Vor allen Augen stellte sie sich vor die Autos, zwischen Auto Nummer zwei und drei, direkt in die Mitte, der Abstand gerade breit genug, dass sie nicht fürchten musste, unter Reifen zu landen. Fragend nickte sie jedem zu, der Motor heulte auf und sie zeigten,dass sie bereit waren, jeder einzelne, die Masse jubelte und der Lärm hallte durch die Nacht. Unwahrscheinlich war, dass niemand den Lärm bemerkt hatte, vielleicht hatten sich Isabells Leute um die Sache gekümmert, er fragte sich, was das wohl bedeutete und ob er das wissen wollte.

Sein Blick glitt noch ein letztes Mal zu den anderen Fahrern neben sich. Jess grinste voller Vorfreude, breiter als die Straße selbst, Blondie blickte ihn nur gehässig an, wie ein wütender Stier und der andere Fahrer hatte sich gerade auf die andere Seite gewendet, um mit einer knapp bekleideten Frau zu sprechen. Seine Dreadlocks wippten mit seinen Worten, vor und zurück, bevor er sich in Richtung Straße wandte, den anderen Fahrern würdigte er keines Blickes.

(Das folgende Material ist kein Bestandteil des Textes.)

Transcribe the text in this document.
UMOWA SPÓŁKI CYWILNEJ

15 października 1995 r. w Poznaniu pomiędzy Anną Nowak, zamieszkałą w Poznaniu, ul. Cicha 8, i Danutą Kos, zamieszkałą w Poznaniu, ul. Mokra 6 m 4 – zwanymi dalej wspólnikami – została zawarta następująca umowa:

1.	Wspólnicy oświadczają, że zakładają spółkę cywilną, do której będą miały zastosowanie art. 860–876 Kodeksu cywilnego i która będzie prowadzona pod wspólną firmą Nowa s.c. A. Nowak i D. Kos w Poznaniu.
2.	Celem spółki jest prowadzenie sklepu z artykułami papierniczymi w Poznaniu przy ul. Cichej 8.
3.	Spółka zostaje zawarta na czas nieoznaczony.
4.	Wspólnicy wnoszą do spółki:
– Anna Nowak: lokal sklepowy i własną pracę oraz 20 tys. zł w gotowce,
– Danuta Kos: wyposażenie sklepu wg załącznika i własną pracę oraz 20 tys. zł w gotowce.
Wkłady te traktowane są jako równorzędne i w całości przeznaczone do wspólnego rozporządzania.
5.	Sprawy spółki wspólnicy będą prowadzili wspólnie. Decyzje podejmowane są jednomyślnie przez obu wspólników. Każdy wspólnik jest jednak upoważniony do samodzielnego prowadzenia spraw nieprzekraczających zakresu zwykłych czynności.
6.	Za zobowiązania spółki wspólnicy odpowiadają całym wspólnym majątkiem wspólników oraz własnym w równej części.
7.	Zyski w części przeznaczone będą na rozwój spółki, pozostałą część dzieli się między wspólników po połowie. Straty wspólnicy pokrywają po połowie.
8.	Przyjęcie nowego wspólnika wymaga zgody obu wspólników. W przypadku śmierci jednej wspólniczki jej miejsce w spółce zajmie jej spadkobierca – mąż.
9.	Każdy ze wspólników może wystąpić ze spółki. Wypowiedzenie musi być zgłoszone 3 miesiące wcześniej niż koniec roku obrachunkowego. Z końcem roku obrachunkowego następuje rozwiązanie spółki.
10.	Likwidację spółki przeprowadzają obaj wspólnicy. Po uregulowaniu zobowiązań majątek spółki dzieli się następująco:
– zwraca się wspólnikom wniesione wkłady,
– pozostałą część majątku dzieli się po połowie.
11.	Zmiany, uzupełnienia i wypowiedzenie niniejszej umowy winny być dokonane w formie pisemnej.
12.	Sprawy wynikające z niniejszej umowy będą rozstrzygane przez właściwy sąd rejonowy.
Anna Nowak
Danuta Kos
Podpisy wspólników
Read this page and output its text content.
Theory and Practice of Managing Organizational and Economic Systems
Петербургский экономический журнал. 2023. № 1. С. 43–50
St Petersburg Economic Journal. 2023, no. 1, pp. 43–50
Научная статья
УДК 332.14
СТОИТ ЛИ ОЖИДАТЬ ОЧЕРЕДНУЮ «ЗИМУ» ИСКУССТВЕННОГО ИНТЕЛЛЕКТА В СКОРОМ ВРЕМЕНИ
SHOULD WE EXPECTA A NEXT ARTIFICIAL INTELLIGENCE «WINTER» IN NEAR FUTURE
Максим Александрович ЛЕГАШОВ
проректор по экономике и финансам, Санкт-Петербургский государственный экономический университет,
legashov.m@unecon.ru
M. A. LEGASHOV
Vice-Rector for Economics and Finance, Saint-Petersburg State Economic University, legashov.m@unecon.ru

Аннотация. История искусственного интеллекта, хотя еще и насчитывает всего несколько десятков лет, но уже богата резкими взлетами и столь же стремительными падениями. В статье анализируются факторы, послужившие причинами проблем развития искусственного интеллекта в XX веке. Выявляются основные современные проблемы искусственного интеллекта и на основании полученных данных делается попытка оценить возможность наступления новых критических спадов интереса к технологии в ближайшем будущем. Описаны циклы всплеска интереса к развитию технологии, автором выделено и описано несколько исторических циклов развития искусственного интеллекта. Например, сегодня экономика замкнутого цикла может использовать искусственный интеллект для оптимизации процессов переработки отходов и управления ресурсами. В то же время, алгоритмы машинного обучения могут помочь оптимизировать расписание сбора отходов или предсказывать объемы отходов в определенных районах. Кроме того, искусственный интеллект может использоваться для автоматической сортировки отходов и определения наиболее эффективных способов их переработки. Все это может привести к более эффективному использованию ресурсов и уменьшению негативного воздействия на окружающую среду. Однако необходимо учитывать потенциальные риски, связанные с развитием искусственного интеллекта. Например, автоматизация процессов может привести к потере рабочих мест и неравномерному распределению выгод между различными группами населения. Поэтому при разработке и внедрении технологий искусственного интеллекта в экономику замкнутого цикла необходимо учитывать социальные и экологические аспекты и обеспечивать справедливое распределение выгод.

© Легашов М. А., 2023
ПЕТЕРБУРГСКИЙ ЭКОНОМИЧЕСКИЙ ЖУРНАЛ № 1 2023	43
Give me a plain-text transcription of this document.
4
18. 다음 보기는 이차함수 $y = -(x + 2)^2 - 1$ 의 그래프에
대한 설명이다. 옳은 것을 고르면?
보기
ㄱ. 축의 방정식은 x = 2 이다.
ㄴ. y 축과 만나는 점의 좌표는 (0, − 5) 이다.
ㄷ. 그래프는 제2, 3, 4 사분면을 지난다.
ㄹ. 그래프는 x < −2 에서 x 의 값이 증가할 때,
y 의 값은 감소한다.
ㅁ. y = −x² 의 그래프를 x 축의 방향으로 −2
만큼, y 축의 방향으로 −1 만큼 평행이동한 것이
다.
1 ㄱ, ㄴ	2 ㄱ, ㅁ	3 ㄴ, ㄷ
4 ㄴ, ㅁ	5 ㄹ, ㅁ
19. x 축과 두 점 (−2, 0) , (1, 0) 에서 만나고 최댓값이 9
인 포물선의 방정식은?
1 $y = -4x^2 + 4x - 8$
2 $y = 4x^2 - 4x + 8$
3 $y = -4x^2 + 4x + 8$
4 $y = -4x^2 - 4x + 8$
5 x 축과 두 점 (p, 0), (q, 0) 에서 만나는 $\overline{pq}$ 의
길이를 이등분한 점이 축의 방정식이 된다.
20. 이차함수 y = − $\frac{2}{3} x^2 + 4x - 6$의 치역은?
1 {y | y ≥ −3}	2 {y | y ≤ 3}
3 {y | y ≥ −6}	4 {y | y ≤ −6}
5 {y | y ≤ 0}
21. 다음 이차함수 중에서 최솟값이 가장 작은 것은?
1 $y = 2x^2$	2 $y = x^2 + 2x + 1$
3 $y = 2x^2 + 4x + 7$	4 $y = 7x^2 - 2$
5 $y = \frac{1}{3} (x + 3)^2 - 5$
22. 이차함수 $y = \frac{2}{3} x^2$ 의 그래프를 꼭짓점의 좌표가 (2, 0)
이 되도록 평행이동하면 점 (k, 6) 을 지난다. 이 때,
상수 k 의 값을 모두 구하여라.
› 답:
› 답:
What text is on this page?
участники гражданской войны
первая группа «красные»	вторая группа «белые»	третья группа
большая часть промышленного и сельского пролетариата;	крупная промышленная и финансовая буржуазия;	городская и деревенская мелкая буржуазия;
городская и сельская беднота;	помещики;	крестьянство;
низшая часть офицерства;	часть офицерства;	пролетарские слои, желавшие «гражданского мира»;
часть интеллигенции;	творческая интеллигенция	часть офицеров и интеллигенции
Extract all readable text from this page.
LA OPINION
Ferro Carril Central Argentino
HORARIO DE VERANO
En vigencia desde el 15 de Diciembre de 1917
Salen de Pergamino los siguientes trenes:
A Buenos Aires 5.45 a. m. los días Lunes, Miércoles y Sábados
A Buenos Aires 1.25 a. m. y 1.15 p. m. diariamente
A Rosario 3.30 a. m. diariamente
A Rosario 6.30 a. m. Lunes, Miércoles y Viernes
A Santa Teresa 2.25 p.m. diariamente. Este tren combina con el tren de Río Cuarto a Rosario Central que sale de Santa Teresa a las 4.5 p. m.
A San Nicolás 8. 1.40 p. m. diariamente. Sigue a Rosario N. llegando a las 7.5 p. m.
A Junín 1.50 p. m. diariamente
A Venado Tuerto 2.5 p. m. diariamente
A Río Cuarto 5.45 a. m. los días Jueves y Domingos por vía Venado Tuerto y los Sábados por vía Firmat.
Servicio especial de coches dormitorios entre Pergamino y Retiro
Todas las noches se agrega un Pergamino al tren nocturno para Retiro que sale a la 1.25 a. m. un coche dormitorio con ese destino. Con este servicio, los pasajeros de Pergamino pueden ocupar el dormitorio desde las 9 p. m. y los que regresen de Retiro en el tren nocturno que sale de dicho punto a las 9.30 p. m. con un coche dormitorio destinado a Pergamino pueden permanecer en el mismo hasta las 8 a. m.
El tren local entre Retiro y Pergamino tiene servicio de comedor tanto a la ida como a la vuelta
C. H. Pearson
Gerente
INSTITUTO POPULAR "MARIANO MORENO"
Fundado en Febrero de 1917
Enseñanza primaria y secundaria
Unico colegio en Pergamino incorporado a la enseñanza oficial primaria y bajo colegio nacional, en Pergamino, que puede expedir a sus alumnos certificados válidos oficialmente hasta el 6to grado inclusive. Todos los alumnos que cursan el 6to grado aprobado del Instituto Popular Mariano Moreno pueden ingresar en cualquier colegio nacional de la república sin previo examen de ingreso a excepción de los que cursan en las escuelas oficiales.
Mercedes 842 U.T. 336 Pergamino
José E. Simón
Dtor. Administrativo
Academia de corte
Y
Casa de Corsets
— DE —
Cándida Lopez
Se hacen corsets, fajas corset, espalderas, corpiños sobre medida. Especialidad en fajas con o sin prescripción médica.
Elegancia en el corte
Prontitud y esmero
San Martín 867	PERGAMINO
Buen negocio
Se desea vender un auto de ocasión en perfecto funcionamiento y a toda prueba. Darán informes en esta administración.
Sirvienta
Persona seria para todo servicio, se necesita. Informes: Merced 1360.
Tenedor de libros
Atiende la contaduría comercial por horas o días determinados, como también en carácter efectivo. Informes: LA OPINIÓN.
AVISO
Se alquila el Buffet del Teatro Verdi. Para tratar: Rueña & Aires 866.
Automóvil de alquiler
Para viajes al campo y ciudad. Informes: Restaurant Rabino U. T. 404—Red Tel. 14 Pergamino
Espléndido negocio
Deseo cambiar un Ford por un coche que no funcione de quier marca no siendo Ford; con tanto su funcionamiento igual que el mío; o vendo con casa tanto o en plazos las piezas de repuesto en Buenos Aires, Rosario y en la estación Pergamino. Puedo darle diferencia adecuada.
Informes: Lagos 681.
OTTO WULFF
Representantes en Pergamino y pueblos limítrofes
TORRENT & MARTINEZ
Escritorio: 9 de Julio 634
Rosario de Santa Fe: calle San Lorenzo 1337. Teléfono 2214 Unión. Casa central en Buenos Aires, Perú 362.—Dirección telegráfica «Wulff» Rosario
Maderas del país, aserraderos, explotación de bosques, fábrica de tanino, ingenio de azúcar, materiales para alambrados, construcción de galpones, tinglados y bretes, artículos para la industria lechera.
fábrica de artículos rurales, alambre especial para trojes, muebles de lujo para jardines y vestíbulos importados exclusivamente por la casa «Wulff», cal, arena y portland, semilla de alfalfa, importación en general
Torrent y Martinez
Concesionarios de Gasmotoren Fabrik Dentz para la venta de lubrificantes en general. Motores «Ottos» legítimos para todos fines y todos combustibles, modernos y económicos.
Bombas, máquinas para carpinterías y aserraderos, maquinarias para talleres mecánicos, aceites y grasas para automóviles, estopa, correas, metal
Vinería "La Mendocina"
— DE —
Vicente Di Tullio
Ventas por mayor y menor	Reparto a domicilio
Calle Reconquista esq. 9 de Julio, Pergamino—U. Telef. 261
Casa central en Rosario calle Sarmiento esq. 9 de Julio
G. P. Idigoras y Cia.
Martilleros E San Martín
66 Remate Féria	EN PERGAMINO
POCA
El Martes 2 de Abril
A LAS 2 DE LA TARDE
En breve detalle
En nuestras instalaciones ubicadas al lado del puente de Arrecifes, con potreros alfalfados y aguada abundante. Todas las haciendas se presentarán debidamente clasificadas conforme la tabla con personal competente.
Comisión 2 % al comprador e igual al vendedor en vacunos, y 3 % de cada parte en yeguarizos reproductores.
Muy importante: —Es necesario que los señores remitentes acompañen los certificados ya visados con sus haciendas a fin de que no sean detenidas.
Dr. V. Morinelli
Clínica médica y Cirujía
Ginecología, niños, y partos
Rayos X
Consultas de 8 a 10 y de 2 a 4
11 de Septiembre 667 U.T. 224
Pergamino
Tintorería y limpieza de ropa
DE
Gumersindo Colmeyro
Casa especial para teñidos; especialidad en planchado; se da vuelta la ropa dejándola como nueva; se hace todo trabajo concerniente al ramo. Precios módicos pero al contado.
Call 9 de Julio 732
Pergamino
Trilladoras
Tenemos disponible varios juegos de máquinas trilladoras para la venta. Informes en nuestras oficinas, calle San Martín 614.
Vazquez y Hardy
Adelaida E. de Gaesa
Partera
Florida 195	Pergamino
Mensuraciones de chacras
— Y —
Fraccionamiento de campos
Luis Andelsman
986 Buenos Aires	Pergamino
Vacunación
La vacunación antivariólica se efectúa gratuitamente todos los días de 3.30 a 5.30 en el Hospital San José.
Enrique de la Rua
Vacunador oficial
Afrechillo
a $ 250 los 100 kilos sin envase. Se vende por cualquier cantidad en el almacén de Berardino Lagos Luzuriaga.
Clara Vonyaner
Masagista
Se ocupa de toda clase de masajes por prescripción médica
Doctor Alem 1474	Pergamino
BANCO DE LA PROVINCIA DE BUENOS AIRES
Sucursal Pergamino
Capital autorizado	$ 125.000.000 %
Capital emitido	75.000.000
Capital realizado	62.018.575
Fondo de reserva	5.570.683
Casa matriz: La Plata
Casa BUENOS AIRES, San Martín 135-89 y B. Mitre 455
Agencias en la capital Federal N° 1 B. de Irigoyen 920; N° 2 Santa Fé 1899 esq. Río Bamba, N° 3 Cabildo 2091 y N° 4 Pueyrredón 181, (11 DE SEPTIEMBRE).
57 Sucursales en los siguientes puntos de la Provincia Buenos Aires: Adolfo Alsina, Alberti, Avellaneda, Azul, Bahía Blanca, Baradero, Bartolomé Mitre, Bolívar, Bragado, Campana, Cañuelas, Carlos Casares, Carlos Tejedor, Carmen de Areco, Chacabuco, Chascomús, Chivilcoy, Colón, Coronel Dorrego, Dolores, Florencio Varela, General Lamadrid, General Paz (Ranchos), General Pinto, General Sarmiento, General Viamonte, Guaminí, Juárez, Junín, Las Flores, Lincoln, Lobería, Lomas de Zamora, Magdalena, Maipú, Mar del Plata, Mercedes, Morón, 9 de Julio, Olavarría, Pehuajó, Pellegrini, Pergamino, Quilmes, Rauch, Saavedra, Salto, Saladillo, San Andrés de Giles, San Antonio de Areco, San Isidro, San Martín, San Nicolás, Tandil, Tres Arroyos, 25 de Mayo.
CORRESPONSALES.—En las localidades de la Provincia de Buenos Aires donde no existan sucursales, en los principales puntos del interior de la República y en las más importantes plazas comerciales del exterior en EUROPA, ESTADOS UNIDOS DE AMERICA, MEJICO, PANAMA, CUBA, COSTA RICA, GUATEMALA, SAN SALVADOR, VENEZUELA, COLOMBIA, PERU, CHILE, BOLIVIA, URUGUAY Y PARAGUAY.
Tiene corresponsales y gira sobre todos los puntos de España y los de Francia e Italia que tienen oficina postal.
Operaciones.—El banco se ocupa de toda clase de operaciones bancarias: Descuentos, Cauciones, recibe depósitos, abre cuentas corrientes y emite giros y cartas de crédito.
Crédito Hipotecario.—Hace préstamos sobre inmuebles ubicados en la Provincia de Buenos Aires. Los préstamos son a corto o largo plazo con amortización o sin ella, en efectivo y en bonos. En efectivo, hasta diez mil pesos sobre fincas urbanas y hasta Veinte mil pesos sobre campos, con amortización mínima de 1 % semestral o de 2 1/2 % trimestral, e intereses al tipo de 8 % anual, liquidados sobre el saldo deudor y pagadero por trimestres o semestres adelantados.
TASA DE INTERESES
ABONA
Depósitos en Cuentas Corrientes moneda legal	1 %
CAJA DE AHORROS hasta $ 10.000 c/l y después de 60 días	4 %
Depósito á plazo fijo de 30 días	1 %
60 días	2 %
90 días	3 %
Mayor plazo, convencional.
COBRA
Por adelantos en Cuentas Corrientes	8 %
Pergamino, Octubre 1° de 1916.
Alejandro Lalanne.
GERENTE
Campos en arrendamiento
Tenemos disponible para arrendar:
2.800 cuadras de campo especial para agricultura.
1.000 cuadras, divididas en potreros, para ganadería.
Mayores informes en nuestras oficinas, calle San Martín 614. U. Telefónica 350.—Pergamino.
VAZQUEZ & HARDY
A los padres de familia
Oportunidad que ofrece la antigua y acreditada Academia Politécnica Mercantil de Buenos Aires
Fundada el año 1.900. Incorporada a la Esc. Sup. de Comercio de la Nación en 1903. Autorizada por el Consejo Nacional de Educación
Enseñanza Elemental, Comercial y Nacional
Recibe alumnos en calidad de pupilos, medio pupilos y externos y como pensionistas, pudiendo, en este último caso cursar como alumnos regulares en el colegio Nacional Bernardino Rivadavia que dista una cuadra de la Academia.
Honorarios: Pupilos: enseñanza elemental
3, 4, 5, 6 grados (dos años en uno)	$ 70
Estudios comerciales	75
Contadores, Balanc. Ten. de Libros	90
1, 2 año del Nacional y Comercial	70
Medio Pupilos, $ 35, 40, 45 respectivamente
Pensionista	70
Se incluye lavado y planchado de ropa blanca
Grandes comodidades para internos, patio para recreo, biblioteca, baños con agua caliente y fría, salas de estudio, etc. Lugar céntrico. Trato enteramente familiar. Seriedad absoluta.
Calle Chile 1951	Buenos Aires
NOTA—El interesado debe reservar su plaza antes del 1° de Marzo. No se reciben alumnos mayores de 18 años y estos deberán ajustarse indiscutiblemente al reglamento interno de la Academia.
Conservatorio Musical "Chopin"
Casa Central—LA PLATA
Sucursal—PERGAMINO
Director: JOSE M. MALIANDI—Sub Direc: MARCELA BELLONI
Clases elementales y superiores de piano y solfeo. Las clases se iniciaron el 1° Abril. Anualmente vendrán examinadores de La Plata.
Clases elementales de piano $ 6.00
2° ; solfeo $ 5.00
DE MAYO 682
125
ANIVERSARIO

Isabell, wieder im Besitz der vollen Aufmerksamkeit der Fahrer, hielt sie die Hände seitlich weggestreckt, pro Hand eine Flagge ergab das ein großes ‚T'. Der Stoff wehte verheißungsvoll im Wind

„Auf die Plätze!" Ihre Hände wanderten nach oben zusammen, vielleicht ein 45° Winkel.

„Fertig?!" Die Flaggen schossen blitzschnell nach unten.

„Los!"Gleichzeitig drückten vier Leute ins Gaspedal und legten einen fulminanten Start hin, die Motoren heulten auf und die Masse jubelte. Das Rennen hatte begonnen.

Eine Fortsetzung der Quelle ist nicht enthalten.